What exactly are these certifications all about?
ASC certification (farmed seafood) ensures, for instance, less water pollution, preservation of diversity of species and the wild population, use of fish feed that is sourced responsibly, good working conditions for farm employees and concern for the local community. All ASC labelled seafood can be traced back through the supply chain to a responsibly managed ASC certified farm.
MSC certification (wild-caught seafood) ensures that fish comes from well-managed fisheries that ensure the long-term sustainability of fish stocks and that minimise environmental impacts. The MSC Chain of Custody makes sure that seafood from MSC certified fisheries is identified and kept separate every step of the way along the supply chain. The MSC shares the Chain of Custody programme with ASC.

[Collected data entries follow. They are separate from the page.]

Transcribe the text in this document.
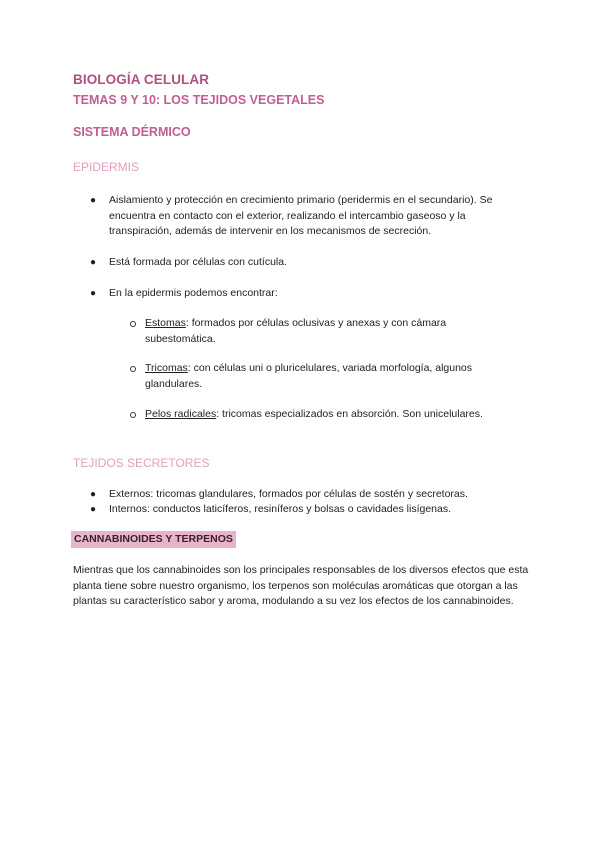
BIOLOGÍA CELULAR
TEMAS 9 Y 10: LOS TEJIDOS VEGETALES
SISTEMA DÉRMICO
EPIDERMIS
● Aislamiento y protección en crecimiento primario (peridermis en el secundario). Se encuentra en contacto con el exterior, realizando el intercambio gaseoso y la transpiración, además de intervenir en los mecanismos de secreción.
● Está formada por células con cutícula.
● En la epidermis podemos encontrar:
Estomas: formados por células oclusivas y anexas y con cámara subestomática.
Tricomas: con células uni o pluricelulares, variada morfología, algunos glandulares.
Pelos radicales: tricomas especializados en absorción. Son unicelulares.
TEJIDOS SECRETORES
● Externos: tricomas glandulares, formados por células de sostén y secretoras.
● Internos: conductos laticíferos, resiníferos y bolsas o cavidades lisígenas.
CANNABINOIDES Y TERPENOS
Mientras que los cannabinoides son los principales responsables de los diversos efectos que esta planta tiene sobre nuestro organismo, los terpenos son moléculas aromáticas que otorgan a las plantas su característico sabor y aroma, modulando a su vez los efectos de los cannabinoides.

For RM 52, there’s 4 salmon fillets and each fillet is weighing at 125 gram. Each fillet comes with individual seal, so I can just cut off one part of the packaging if I just want to use one fillet. Taste wise, it was great and not too oily, unlike those that I bought from other supermarkets. One of my favourite recipes is the parchment paper baked salmon because it is so easy and minimal cleaning is required.
Video Recipe here
- 2 x salmon fillets
- Salt and pepper to taste
- parchment paper
- dill leaves
- 2 tablespoons extra virgin olive oil
- 4 thin slices of lemon, 1 tbsp lemon juice
- 1/2 a zucchini
- cherry tomatoes
- 4 cloves garlic
- Preheat oven at 170 degree celsius. Place a large parchment sheet on the table.
- Layer the paper with zucchini slices. Place a piece of salmon of top. Season salmon with salt and pepper.
- Place 2 slices of lemon, garlic slices, dill leaves, cherry tomatoes. Drizzle everything with olive oil.
- Gather sides of parchment up over salmon to form a pouch, leaving no openings. Place the pouch in oven and cook for 20 minutes. Transfer to plates and carefully open packages to release steam before serving.